A plant that can handle this year's long, icy spring is worth respecting. The crocus korolkowii 'Kiss of Spring' fits that bill, according to a trial that Which? Gardening carried out. Its lemony-gold cupped flowers are certainly attractive and, after appearing early in February, the plant managed to keep going during the bitterly cold spring.
I've almost given up on crocuses: they rarely stand up to the battering winds and rain. But I'll give this one a go, keeping it in a pot outside the kitchen window. I reckon small spring gems always do best in pots on a wall or windowsill, where you get a whiff of the scent. A loam-based compost makes the pot heavier and less likely to blow over.
Look out for the hyacinth 'Miss Saigon'. Its tightly packed crimson florets have the bonus of a slight scent, even though it's not as strong as that of the new narcissus, 'Galactic Star'. This daffodil really does stand out, with its wonderfully delicate-looking lemon yellow flowers. The petals are slightly more widely spaced than usual and aren't overwhelmed by the trumpets.
Galactic Star's flowers are short-lived, but they may last longer in a cool spring. Incidentally, treat the length of flowering claimed by nurserymen cautiously. As this summer has shown, blooms come early during a hot spell but are sadly over in the blink of an eye. Even if they don't open as fully in overcast weather, they'll last longer.

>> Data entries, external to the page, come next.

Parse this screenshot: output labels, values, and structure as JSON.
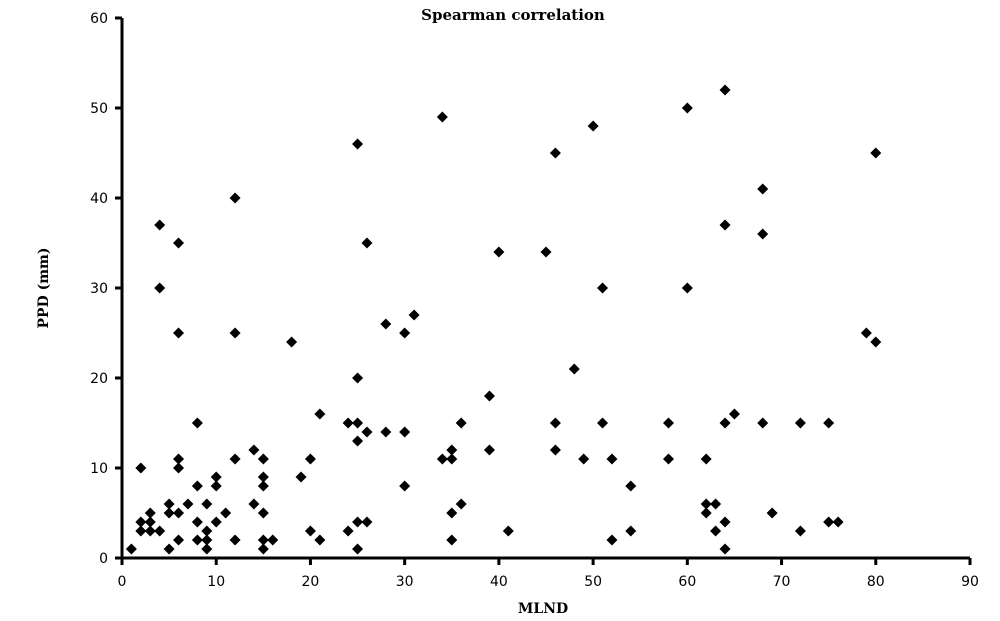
{
  "chart_data": {
    "type": "scatter",
    "title": "Spearman correlation",
    "xlabel": "MLND",
    "ylabel": "PPD (mm)",
    "xlim": [
      0,
      90
    ],
    "ylim": [
      0,
      60
    ],
    "xticks": [
      0,
      10,
      20,
      30,
      40,
      50,
      60,
      70,
      80,
      90
    ],
    "yticks": [
      0,
      10,
      20,
      30,
      40,
      50,
      60
    ],
    "grid": false,
    "marker": "diamond",
    "marker_color": "#000000",
    "points": [
      [
        1,
        1
      ],
      [
        2,
        10
      ],
      [
        2,
        4
      ],
      [
        2,
        3
      ],
      [
        3,
        5
      ],
      [
        3,
        4
      ],
      [
        3,
        3
      ],
      [
        4,
        37
      ],
      [
        4,
        30
      ],
      [
        4,
        3
      ],
      [
        5,
        6
      ],
      [
        5,
        5
      ],
      [
        5,
        1
      ],
      [
        6,
        35
      ],
      [
        6,
        25
      ],
      [
        6,
        11
      ],
      [
        6,
        10
      ],
      [
        6,
        5
      ],
      [
        6,
        2
      ],
      [
        7,
        6
      ],
      [
        8,
        15
      ],
      [
        8,
        8
      ],
      [
        8,
        4
      ],
      [
        8,
        2
      ],
      [
        9,
        6
      ],
      [
        9,
        3
      ],
      [
        9,
        2
      ],
      [
        9,
        1
      ],
      [
        10,
        9
      ],
      [
        10,
        8
      ],
      [
        10,
        4
      ],
      [
        11,
        5
      ],
      [
        12,
        40
      ],
      [
        12,
        25
      ],
      [
        12,
        11
      ],
      [
        12,
        2
      ],
      [
        14,
        12
      ],
      [
        14,
        6
      ],
      [
        15,
        11
      ],
      [
        15,
        9
      ],
      [
        15,
        8
      ],
      [
        15,
        5
      ],
      [
        15,
        2
      ],
      [
        15,
        1
      ],
      [
        16,
        2
      ],
      [
        18,
        24
      ],
      [
        19,
        9
      ],
      [
        20,
        11
      ],
      [
        20,
        3
      ],
      [
        21,
        16
      ],
      [
        21,
        2
      ],
      [
        24,
        15
      ],
      [
        24,
        3
      ],
      [
        25,
        46
      ],
      [
        25,
        20
      ],
      [
        25,
        15
      ],
      [
        25,
        13
      ],
      [
        25,
        4
      ],
      [
        25,
        1
      ],
      [
        26,
        35
      ],
      [
        26,
        14
      ],
      [
        26,
        4
      ],
      [
        28,
        26
      ],
      [
        28,
        14
      ],
      [
        30,
        25
      ],
      [
        30,
        14
      ],
      [
        30,
        8
      ],
      [
        31,
        27
      ],
      [
        34,
        49
      ],
      [
        34,
        11
      ],
      [
        35,
        12
      ],
      [
        35,
        11
      ],
      [
        35,
        5
      ],
      [
        35,
        2
      ],
      [
        36,
        15
      ],
      [
        36,
        6
      ],
      [
        39,
        18
      ],
      [
        39,
        12
      ],
      [
        40,
        34
      ],
      [
        41,
        3
      ],
      [
        45,
        34
      ],
      [
        46,
        45
      ],
      [
        46,
        15
      ],
      [
        46,
        12
      ],
      [
        48,
        21
      ],
      [
        49,
        11
      ],
      [
        50,
        48
      ],
      [
        51,
        30
      ],
      [
        51,
        15
      ],
      [
        52,
        11
      ],
      [
        52,
        2
      ],
      [
        54,
        8
      ],
      [
        54,
        3
      ],
      [
        58,
        15
      ],
      [
        58,
        11
      ],
      [
        60,
        50
      ],
      [
        60,
        30
      ],
      [
        62,
        11
      ],
      [
        62,
        6
      ],
      [
        62,
        5
      ],
      [
        63,
        6
      ],
      [
        63,
        3
      ],
      [
        64,
        52
      ],
      [
        64,
        37
      ],
      [
        64,
        15
      ],
      [
        64,
        4
      ],
      [
        64,
        1
      ],
      [
        65,
        16
      ],
      [
        68,
        41
      ],
      [
        68,
        36
      ],
      [
        68,
        15
      ],
      [
        69,
        5
      ],
      [
        72,
        15
      ],
      [
        72,
        3
      ],
      [
        75,
        15
      ],
      [
        75,
        4
      ],
      [
        76,
        4
      ],
      [
        79,
        25
      ],
      [
        80,
        45
      ],
      [
        80,
        24
      ]
    ]
  }
}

You'll get a lot of good ideas by visiting the National Trust for Scotland's Greenbank Garden this weekend. The garden is off Flenders Road, Clarkston, Glasgow, and is running its 27th Bulb Fair between 11am and 4.30pm today and tomorrow. Tomorrow, as part of Scotland's Garden Scheme, there's the added bonus of an advisory session starting at 2.30pm. Garden staff will be on hand to advise on how best to plant and look after bulbs.
The NTS property manager and head gardener David Ferguson tells me: "When we started our Bulb Fair, gardeners had to come to us for their bulbs. They still do so because we have some of the less common varieties that you won't find in an ordinary garden centre. Every year, we change our selection and always include some new and interesting bulbs."
One of this year's Greenbank collection is Leucojum aestivum 'Gravetye Giant'. This perennial is 90cm tall, with strap-like glossy, dark green leaves. The stems bear up to eight bell-shaped, slightly fragrant white flowers. Each is 2cm wide with green-tipped segments - a delightful bonus.
One plant that should be grown more often is allium. I know the ball-shaped flowers of some varieties are less than appealing, but Greenbank's 'Graceful Boy' is altogether different. With its stunning white florets and attractive purple stamens, it sits well in a trough with lower-growing plants to conceal its rather bare stem.
For me, the star of Ferguson's collection is crocus 'Orange Monarch'. Its outer petals are etched with a fine black fan that almost mimics the colouring of the orange monarch butterfly. Each corm produces three stems, each of which produces three flowers. As ever, I'd have this beauty in a pot, but I can imagine it would look attractive in large clumps in a border or lawn.
Whichever new bulbs you want, buy or order them now. The best will sell out quickly and you'll be left with 2nd class fare. You'll be planting most bulbs this month, but also be sure to order new tulips now, even though you won't be planting out for another month or so.